C'est un faux débat. La dette publique est une créance de la banque de France sur l'Etat français, Annuler la dette reviendrait a ce que la Banque de France devienne débitrice au lieu de l'Etat français. Dans la dette, il y a d'abord une partie Covid. La Banque centrale européenne devra traiter cette partie Covid de la dette. Elle a les outils pour le faire. Et personne n'a jamais dit qu'il faudrait faire de l'austérité pour financer cette dette Covid. En second lieu, il y a la partie structurelle de notre dette publique, celle qui préexistait a la pandémie. Pour traiter de cette partie structurelle, l'outil principal est celui de la croissance. Il peut nous assurer un taux de croissance sensiblement supérieur au taux d'intérêt. D'où l'importance d'utiliser les deniers publics pour investir dans l'innovation et la réindustrialisation, d'où l'importance de retrouver la maîtrise de nos finances publiques. A cet égard la réforme de l'Etat est absolument nécessaire. Elle n'a pas été vraiment bien engagée après le rapport Cap 2022.

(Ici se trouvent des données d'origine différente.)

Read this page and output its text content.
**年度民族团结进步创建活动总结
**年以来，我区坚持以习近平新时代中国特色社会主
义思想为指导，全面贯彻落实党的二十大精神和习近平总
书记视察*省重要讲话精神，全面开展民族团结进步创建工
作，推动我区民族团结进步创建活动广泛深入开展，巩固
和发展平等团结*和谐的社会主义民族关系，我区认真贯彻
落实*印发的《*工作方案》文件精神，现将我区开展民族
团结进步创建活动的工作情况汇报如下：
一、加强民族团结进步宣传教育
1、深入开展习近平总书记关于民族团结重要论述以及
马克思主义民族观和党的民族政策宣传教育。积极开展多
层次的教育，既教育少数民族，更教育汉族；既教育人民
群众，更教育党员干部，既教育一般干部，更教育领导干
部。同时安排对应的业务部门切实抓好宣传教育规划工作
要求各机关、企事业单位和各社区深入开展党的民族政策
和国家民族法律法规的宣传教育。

La pandémie a suspendu certaines réformes comme celle des retraites. Avez-vous changé d'avis sur ce dossier ?
Sur la réforme des retraites, je fais mon mea culpa. J'étais favorable au passage a un système à points mais on a vu plein de problèmes apparaître, notamment chez les enseignants. Je pense maintenant qu'à moyen terme, il faut engager une réforme paramétrique, avec une accélération de la procédure Touraine pour adapter l'âge de départ à la retraite a l'évolution de l'espérance de vie, en tenant compte de la pénibilité et de l'âge auquel l'individu a commencé à travailler. Le passage a un système à points nécessiterait un quinquennat a lui tout seul pour être socialement acceptable. Les Suédois ont mis dix ans pour faire leur reforme à points. Or l'innovation, le renouveau de la politique industrielle, la réforme de l'Etat et la mise en place du revenu des jeunes sont des chantiers à mes yeux beaucoup plus prioritaires.
(*) Le Pouvoir de la destruction créatrice, Philippe Aghion, Céline Antonin, Simon Bunel, éditions Odile Jacob, 2020.